Antibiotic resistance in pneumococci is now considered to be a global problem. The ANSORP (Asian network for surveillance of resistant pathogens) study, conducted in Asian countries from September 1996 to June 1997, showed that the non-suscepibility to penicillin was as high as 79.7% in Korea and non-susceptibility to erythromycin was as high as 90.5% in Taiwan . In China, penicillin-non-susceptibile S. pneumoniae ranged from 13.9% to 42.7%, and erythromycin-non-susceptibile S. pneumoniae ranged from 42.5% to 83.6% in surveys conducted from 1997 to 2003 [5, 6, 14, 30–32]. Among the 63 strains of S. pneumoniae obtained from the present study, non-susceptibility to penicillin was 22.2%; non-susceptibility to azithromycin was 79.4%. In 2008 year, CLSI changed the break point of penicillin for patients with non-CNS infections, according to this, the non-susceptibility to penicillin was only 3.2%. Although new fluoroquinolones have good activity against S. pneumoniae, the resistance rate of new fluoroquinolones is higher in China than that reported in other countries except for Hong Kong , which is possibly a result of selective pressure due to increased quinolone use in China.

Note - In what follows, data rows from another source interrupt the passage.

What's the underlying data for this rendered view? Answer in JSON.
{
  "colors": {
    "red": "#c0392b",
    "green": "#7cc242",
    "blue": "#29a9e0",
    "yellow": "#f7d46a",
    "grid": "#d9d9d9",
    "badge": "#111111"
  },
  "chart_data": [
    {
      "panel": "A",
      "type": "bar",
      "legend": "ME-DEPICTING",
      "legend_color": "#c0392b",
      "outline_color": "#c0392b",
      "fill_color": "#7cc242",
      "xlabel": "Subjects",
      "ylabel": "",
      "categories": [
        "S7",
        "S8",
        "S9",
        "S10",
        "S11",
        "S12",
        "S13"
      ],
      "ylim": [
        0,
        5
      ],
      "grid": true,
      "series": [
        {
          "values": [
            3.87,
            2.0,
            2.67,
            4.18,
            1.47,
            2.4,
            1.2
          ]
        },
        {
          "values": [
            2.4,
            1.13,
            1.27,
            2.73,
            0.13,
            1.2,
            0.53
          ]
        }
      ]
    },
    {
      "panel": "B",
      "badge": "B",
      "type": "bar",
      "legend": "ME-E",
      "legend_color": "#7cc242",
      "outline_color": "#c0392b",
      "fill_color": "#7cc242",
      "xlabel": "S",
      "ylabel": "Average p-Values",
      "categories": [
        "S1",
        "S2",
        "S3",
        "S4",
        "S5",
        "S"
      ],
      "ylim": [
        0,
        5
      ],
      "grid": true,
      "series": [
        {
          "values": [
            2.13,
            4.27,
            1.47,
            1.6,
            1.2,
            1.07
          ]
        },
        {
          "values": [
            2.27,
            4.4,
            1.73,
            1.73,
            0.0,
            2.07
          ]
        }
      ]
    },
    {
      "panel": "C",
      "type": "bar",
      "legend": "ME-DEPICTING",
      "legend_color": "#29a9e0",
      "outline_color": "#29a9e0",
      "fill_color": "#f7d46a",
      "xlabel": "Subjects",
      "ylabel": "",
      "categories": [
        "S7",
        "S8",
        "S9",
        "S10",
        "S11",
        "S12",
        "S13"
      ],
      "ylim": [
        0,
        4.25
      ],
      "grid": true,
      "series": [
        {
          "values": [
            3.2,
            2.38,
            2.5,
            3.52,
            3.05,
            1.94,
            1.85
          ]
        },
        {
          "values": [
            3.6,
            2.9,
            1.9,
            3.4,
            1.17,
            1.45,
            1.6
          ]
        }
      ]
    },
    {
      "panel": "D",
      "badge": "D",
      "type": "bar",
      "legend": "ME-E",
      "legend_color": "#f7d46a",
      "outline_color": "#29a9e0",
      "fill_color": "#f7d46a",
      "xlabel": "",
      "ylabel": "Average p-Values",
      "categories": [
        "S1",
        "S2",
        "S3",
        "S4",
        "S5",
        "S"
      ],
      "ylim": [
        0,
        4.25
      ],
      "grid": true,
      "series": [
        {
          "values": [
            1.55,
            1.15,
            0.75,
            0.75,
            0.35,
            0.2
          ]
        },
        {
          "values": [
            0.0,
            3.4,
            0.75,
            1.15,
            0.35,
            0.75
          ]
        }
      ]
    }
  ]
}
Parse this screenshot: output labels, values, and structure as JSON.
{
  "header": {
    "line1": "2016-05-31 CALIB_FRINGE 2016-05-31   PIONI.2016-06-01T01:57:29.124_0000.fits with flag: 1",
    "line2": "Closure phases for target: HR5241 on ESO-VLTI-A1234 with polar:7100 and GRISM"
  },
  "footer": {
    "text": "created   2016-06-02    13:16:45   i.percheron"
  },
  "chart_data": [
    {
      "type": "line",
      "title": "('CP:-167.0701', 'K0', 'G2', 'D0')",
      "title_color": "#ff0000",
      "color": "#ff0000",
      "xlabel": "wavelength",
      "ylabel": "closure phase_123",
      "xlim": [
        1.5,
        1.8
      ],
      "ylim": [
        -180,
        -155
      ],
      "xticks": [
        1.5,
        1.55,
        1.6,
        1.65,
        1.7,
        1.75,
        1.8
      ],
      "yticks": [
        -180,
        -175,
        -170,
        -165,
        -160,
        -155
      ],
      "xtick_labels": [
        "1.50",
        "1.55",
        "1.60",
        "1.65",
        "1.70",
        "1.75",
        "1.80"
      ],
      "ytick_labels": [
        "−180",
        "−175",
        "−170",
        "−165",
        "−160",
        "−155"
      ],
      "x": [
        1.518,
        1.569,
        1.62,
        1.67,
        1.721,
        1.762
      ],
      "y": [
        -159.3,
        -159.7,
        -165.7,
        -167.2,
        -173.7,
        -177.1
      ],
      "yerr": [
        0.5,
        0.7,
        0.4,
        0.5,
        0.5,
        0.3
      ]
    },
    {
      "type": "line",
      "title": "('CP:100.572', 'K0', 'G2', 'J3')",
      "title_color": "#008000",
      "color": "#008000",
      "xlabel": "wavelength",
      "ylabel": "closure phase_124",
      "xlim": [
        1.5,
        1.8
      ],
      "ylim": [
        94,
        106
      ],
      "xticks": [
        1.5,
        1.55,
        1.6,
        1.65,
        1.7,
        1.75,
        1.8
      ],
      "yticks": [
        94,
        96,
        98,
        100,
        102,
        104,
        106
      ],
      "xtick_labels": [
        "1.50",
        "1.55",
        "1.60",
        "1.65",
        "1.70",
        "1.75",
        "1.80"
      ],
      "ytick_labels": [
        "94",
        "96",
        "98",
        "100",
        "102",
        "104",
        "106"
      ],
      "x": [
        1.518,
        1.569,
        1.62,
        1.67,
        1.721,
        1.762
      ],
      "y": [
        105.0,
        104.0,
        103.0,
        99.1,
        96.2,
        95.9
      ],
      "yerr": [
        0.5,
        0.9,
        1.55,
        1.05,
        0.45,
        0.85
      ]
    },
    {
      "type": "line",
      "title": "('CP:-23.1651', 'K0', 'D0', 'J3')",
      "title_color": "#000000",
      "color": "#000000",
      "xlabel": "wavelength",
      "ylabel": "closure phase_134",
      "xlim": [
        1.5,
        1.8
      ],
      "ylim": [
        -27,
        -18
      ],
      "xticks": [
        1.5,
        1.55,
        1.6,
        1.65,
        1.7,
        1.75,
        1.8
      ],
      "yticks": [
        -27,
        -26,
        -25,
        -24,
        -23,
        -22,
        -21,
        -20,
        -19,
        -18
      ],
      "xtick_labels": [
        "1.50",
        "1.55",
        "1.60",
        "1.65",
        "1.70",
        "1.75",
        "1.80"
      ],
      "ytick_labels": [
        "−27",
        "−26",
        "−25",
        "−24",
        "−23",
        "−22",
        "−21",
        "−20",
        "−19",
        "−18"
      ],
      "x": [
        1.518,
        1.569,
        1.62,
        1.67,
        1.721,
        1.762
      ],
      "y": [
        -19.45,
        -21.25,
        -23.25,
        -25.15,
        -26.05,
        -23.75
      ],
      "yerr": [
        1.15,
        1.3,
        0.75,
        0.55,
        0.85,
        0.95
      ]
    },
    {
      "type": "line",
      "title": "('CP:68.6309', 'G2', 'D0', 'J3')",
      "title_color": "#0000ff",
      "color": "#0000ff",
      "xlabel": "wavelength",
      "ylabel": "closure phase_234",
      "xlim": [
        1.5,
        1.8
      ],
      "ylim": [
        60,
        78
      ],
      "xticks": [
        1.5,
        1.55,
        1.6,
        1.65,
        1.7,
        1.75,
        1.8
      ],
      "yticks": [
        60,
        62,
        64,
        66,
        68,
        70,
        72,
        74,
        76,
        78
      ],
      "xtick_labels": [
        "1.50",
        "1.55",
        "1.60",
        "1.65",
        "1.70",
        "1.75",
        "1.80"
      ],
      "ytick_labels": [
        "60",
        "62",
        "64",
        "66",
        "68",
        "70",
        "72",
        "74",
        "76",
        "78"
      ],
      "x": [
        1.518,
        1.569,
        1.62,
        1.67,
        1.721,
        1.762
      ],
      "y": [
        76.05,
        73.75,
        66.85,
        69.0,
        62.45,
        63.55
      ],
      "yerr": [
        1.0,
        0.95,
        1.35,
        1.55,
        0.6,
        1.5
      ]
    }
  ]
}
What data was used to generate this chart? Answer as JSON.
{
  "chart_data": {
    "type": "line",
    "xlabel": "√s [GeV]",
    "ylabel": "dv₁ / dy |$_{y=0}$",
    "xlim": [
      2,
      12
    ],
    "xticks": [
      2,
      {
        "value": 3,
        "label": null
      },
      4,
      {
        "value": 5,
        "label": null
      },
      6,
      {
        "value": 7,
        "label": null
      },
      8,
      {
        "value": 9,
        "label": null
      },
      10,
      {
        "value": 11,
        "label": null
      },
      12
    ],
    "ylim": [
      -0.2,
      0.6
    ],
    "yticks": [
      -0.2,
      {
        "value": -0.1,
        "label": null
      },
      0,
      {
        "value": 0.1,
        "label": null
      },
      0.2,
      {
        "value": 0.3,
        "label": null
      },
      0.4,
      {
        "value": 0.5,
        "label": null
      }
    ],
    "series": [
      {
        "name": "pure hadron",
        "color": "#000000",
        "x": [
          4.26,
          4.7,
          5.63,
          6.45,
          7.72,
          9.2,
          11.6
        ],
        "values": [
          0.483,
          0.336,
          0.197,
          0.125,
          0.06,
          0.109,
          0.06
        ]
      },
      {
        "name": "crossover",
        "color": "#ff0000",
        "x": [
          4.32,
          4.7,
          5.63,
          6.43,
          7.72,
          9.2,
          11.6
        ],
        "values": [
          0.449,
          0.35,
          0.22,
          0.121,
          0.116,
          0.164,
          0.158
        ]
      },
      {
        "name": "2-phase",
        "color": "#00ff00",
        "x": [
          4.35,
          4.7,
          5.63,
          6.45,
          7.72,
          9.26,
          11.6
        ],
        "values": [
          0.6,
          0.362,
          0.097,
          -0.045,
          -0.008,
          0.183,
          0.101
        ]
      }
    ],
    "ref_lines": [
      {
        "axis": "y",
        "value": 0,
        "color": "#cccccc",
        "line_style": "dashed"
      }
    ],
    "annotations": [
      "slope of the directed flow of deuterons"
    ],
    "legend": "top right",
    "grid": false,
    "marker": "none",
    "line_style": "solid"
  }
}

American Thoracic Society guidelines  advocate that all populations with CAP should be treated for possible infection with atypical pathogens. Macrolides are recommended as the first-line choice for outpatients. However, such a recommendation may not be suitable for patients in China because the prevalence of macrolide resistance is so high (about 70% among S. pneumoniae isolates) and because ermB-mediated high-level resistance is more frequent than low-level resistance conferred by mefA (79.1% contained the ermB gene, 10.8% contained the mefA gene, and 10.1% harbored both the ermB and mefA genes) as shown in our previous study . In the present study, for patients infected with M. pneumoniae and/or C. pneumoniae, the cure rate with β-lactams plus macrolides or with fluoroquinolones was not significantly better than with β-lactams alone. A meta-analysis also showed no advantage of antibiotics active against atypical pathogens over β-lactams . Thus, β-lactams (penicillin, amoxicillin, cephalosporins) should remain agents of choice in the initial management of mild CAP without co-morbidity in China. But for moderate or severe infection or in patients with co-morbidities, therapy should be recommended with either a β-lactam/macrolide combination or an anti-pneumococcal fluoroquinolone alone [36–39].